On Thursday, the Atlanta Dream further bolstered their frontcourt by signing unrestricted free agent Glory Johnson, who played all seven years of her WNBA career with the Dallas Wings organization.

Upon announcement of her addition, Atlanta head coach Nicki Collen emphasized the attractiveness of Johnson’s expanding game:

She came into this league as an incredible athlete who scored mainly around the basketball but has added a consistent 3-point shot. Her ability to rebound, handle the ball, and defend multiple positions gives us a versatile weapon to utilize in a variety of fun ways.

If Johnson can unleash her exciting skill set consistently, the Dream’s offense should escape ineptitude in 2020.

The Dream struggled with the most basic objective of basketball — scoring the ball. In particular, scoring points in the paint was a challenge, as only 37.4 percent of their average of 71.2 points per game came inside.

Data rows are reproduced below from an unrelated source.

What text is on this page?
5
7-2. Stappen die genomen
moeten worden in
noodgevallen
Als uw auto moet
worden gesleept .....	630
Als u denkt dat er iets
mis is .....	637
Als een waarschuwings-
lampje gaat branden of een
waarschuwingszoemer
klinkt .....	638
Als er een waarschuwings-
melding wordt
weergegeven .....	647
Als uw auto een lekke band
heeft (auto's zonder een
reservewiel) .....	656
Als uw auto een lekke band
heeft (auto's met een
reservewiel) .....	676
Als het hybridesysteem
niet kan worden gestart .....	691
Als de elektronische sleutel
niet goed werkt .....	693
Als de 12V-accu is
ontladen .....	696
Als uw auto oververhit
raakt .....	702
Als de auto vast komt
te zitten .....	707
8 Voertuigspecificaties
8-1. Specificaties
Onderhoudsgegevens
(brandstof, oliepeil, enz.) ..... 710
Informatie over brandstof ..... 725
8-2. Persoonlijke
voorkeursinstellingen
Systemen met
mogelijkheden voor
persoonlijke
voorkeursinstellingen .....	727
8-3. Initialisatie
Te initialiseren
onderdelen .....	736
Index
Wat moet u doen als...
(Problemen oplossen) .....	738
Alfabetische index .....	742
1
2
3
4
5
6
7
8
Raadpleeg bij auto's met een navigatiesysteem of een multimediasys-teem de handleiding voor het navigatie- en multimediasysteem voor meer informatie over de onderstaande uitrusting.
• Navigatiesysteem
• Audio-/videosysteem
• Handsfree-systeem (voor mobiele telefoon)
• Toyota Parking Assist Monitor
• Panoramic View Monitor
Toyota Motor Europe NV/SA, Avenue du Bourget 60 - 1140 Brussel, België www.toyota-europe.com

These stats are not entirely unsurprising: The Dream’s primary bigs, Elizabeth Williams and Jessica Breland, are defense-first players and neither is equipped to be more than a complementary offensive option.

Before the 2019 season, the Dream sought to make their big rotation more offensively dynamic by acquiring Marie Gülich from the Phoenix Mercury to serve as a stretch big. Yet, Gülich’s shot eluded her in Atlanta. The Dream thus entered the offseason still searching for a big who could be an offensive force.

On the first day of the free agency signing period, Atlanta addressed one of its biggest needs by trading for Kalani Brown, the national champion Baylor Lady Bear who was the seventh pick in the 2019 WNBA Draft by the Los Angeles Sparks.

Brown, like Johnson, brings exactly what the Dream need.

On a Los Angeles squad teeming with bigs, Brown did not receive consistent opportunity during her rookie season but flashed her offensive potential anyway, despite limited minutes. At 6’7’’, Brown possesses the size needed to play with power in the paint, and her quickness and soft touch on her jumper make her a multidimensional offensive threat. Brown can score from the midrange, and, possibly, from behind the arc.

In a statement, Dream head coach Nicki Collen shared her enthusiasm for Brown’s diverse skill set, stating:

While Kalani’s size is important on the boards and around the rim, she also has the ability to consistently step outside the lane and hit the face-up shot. In a league full of exceptional centers, we believe we have added a player who has all the tools to be very successful in our system.

Brown turned in one of her best games of her rookie season against the Dream last year — allowing Collen to see Brown’s potential up close. Brown scored 12 points in 20 minutes on 6-of-10 shooting in that game. Brown showed similar offensive efficiency in the WNBA offseason. Before the Women’s Chinese Basketball Association paused the season due to the Coronavirus outbreak, Brown was averaging 24.8 points per game for the Xinjiang Magic Deer on 67.8 percent shooting.

With Brown and Johnson joining Breland and Williams, plus Monique Billings, Collen has a versatile rotation of bigs to work with. Most intriguingly for Atlanta, though, is Johnson’s transformation into a stretch big last season. She took a career-high 3.7 attempts from 3-point range per game, converting them at a career-high 34-percent rate. Additional evidence of Johnson’s shift from the paint to the perimeter: She scored 51 percent of her points from behind the arc and 24.5 percent in the paint for the Wings in 2019. In 2018, only 21.9 percent of her points came from 3-pointers and 42.9 percent were scored in the paint.

Atlanta is sending Gülich, along with Brittany Sykes, to the Sparks in exchange for Brown.